Dean shakes his head. "So, we've got a kid who's haunting you, which is kinda funny in that bad-horror-movie kind of way -- "

"Geeze, Dean, thanks."

"-- who died because his mom went out in the storm. We say, why go out? And her husband's nowhere around, which is pretty normal, except for there was this huge storm."

"Well, I checked that. The Coast Guard keeps records of all incidents. Seems this wasn't the first time something like this has happened up there."
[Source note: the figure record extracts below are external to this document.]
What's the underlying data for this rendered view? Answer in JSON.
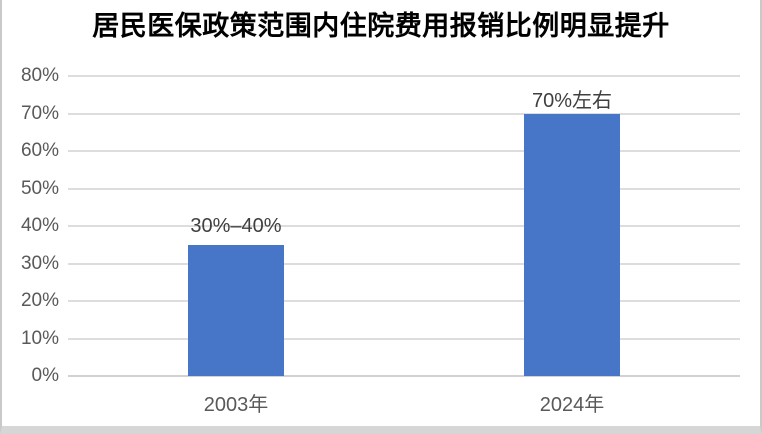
{
  "page": {
    "background": "#ffffff",
    "border_color": "#c9c9c9",
    "bottom_shadow_color": "#d6d6d6"
  },
  "chart_data": {
    "type": "bar",
    "title": "居民医保政策范围内住院费用报销比例明显提升",
    "categories": [
      "2003年",
      "2024年"
    ],
    "values": [
      35,
      70
    ],
    "data_labels": [
      "30%–40%",
      "70%左右"
    ],
    "xlabel": "",
    "ylabel": "",
    "ylim": [
      0,
      80
    ],
    "yticks": [
      0,
      10,
      20,
      30,
      40,
      50,
      60,
      70,
      80
    ],
    "ytick_labels": [
      "0%",
      "10%",
      "20%",
      "30%",
      "40%",
      "50%",
      "60%",
      "70%",
      "80%"
    ],
    "grid": true,
    "legend": false,
    "bar_color": "#4775C7",
    "gridline_color": "#dddddd",
    "axis_label_color": "#595959",
    "data_label_color": "#3f3f3f",
    "title_color": "#000000"
  }
}
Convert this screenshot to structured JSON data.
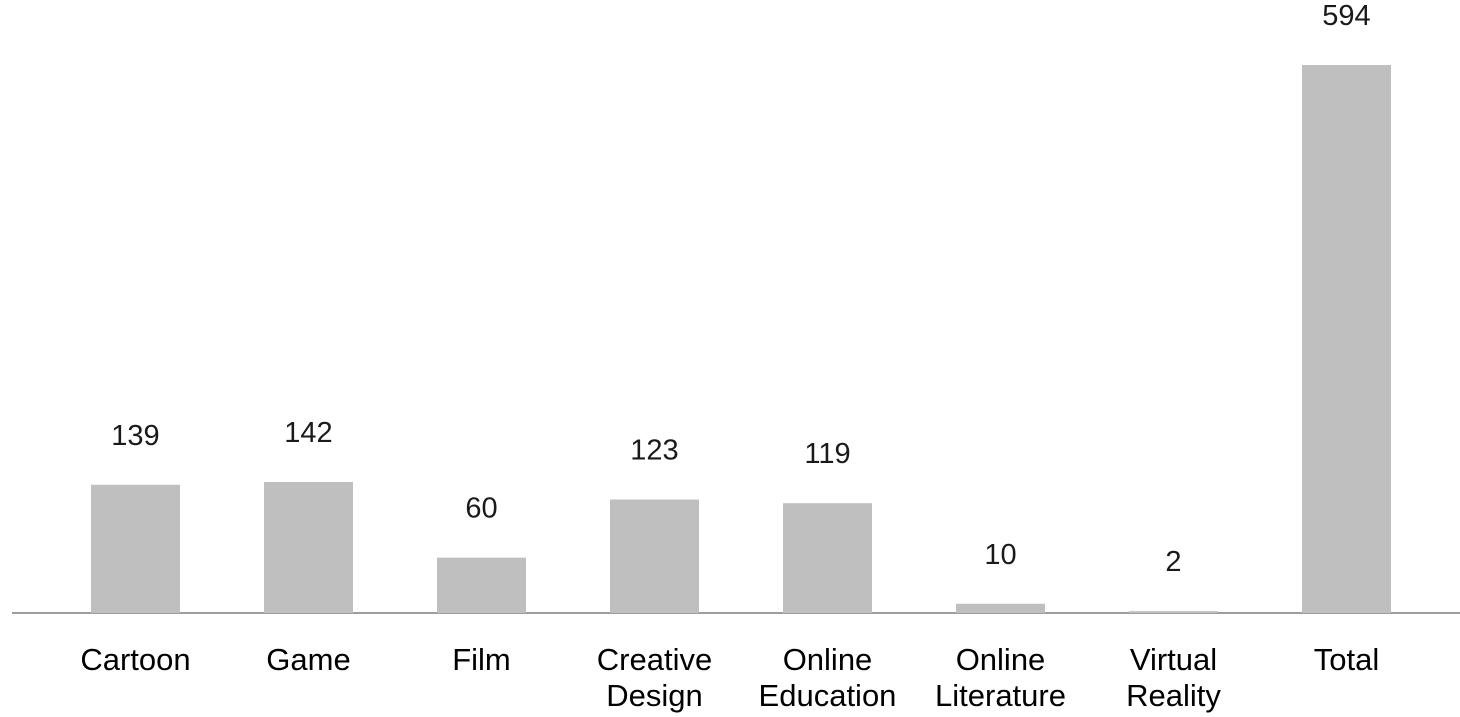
{
  "chart_data": {
    "type": "bar",
    "categories": [
      [
        "Cartoon"
      ],
      [
        "Game"
      ],
      [
        "Film"
      ],
      [
        "Creative",
        "Design"
      ],
      [
        "Online",
        "Education"
      ],
      [
        "Online",
        "Literature"
      ],
      [
        "Virtual",
        "Reality"
      ],
      [
        "Total"
      ]
    ],
    "values": [
      139,
      142,
      60,
      123,
      119,
      10,
      2,
      594
    ],
    "data_labels": [
      "139",
      "142",
      "60",
      "123",
      "119",
      "10",
      "2",
      "594"
    ],
    "bar_color": "#bfbfbf",
    "axis_color": "#7f7f7f",
    "label_color": "#1a1a1a",
    "xlabel": "",
    "ylabel": "",
    "ylim": [
      0,
      594
    ],
    "grid": false,
    "legend": "none"
  }
}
This is good news, or at least news in the right direction. "Oh?"

"Yeah. Four times, over the past 150 years."

"That's not exactly a surprising number there, Sam."

"Get this," Sam continues. He's got the laptop open again, and crosses the gap between them to sit on the edge of Dean's bed. "First, in 1858. The light went out in a huge storm and the keeper was nowhere to be found. Then again in 1887, 1903, and last in 1965. The weird thing? The last three swear the light went out, but no one noticed a thing. Coast Guard even checked the tower and switched out the light."

"And let me guess. Nothing was wrong with it," Dean deadpans.

"Exactly. And all four time, the keeper's nowhere around. No one knows where they were. All four died sometime after. Dean, I think there's something up there doing this."

It's a good line of reasoning. Dean looks over the information himself, skimming the Coast Guard records Sam found somehow.

"There aren't many people who live up there, though. Can't have that many witnesses who look at the light every night," he remarks offhand, trying to read between the black and white lines on the screen. There's something there, he just can't see it, which frustrates the hell out of him.

"True." Sam thinks for a second. "What about the storm?"

"Huh?"

Dean looks up when Sam doesn't answer, and sees he's watching the TV still playing the weather channel. The local forecast has come on; a huge blob of dark green with lighter green sprinkles is poised over Massachusetts with a threatening growl heard faintly outside.

"We better figure this out fast, because I have a feeling this storm has more to do with it than we think."